The aesthetics inside and out are much-improved, as is the drive experience, with the exterior an important factor if the sales of the Ford Ranger and its mechanical twin the Mazda BT-50 are anything to go by.
The Holden makes the test drive list now on more than just price, but it’s shaping up to be a tough fight against the HiLux and Ranger.
Isuzu D-Max LS-M dual-cab from $46,400 (+$2100 for auto) plus on-road costs
The blue-collar second-cousin of the Colorado has retained the old-school 130kW 3.0-litre four-cylinder (although it has been pumped up to 430Nm and cleaned up somewhat) with new life instilled by a six-speed auto. It claims a 949kg payload remains a relaxed drivetrain and imbues the Isuzu with a no-fuss demeanour and understated capability, offset by a cabin that betrays workhorse origins and a pricetag that’s not exactly bargain-basement.
Toyota HiLux SR dual-cab from $46,490 (+$2000 for auto) plus on-road costs
Once the undisputed dictator of the segment, the HiLux was banished from dominant market leadership by Ford and some cohorts returning with upgraded features list and a new 130kW/420Nm (450Nm when teamed to the six-speed auto) powerplant, Toyota did enough to get the HiLux back in contention. Competitive outputs, a decent features list and strong reputation keep it in the hunt. The manual is rated for a 3500 kg braked towing capacity – buying the auto drops that to 3200kg – and both get a 925 kg payload.

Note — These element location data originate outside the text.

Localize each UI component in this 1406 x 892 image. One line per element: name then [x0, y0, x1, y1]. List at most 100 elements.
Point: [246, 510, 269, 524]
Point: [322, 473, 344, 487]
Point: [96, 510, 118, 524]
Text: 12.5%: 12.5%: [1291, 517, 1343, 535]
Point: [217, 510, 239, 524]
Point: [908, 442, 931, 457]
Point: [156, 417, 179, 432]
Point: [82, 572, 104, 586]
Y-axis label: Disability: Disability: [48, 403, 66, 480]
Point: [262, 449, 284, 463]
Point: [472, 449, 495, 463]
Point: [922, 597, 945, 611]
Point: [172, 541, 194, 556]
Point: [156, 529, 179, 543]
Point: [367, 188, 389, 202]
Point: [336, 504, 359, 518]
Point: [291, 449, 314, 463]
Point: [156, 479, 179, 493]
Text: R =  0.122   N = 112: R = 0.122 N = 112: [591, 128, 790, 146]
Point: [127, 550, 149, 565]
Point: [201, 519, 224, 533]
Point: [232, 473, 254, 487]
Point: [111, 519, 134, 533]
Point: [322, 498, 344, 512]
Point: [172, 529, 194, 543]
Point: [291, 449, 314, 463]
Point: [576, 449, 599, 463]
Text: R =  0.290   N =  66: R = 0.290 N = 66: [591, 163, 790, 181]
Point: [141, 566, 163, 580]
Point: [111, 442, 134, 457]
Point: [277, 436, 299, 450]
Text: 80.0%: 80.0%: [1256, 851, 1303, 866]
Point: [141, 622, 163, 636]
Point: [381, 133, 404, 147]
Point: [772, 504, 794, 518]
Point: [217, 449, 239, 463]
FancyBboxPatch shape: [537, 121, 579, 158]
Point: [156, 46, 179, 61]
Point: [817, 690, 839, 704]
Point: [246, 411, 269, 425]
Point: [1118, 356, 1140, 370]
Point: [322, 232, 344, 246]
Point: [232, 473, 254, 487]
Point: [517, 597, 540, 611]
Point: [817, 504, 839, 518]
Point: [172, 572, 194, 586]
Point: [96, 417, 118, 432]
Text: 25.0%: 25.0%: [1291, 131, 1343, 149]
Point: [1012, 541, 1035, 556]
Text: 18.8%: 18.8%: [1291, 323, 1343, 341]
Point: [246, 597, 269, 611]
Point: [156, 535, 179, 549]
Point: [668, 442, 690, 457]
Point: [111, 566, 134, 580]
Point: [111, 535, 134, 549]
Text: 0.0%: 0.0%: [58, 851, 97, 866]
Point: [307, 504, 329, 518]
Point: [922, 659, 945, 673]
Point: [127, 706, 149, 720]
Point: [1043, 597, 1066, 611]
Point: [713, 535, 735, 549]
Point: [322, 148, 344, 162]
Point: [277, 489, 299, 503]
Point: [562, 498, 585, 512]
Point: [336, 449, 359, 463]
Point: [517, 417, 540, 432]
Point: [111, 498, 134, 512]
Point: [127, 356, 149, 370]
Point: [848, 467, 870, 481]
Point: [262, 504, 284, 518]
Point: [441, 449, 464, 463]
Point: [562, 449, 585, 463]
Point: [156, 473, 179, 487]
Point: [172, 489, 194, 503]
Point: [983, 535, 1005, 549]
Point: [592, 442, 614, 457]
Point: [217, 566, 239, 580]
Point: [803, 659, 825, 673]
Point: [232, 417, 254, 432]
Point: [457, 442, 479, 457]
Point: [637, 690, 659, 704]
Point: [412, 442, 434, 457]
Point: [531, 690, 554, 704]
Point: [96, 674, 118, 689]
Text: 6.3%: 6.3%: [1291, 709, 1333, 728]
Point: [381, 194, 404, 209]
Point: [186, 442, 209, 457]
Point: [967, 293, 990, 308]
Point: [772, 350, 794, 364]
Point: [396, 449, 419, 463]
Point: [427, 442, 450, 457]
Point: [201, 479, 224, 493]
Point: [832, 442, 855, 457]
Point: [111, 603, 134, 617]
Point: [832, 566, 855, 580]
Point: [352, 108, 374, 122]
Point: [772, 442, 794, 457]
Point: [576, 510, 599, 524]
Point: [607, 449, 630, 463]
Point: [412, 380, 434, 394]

Ford Ranger XL dual-cab from $47,590 (+$2200 for auto) plus on-road costs
The locally-developed Ranger caused an earthquake in the segment when it arrived, outgunning the reigning monarch from Toyota on outputs from the 3.2-litre five-cylinder (147kW and 470Nm) and carrying capacities (its payload is 1140kg), as well as road manners and features, but asked for plenty of coin in return. The pricing policy hasn’t changed and the market has seen its competition catch up and erode the Ranger with better value propositions and comparable capabilities.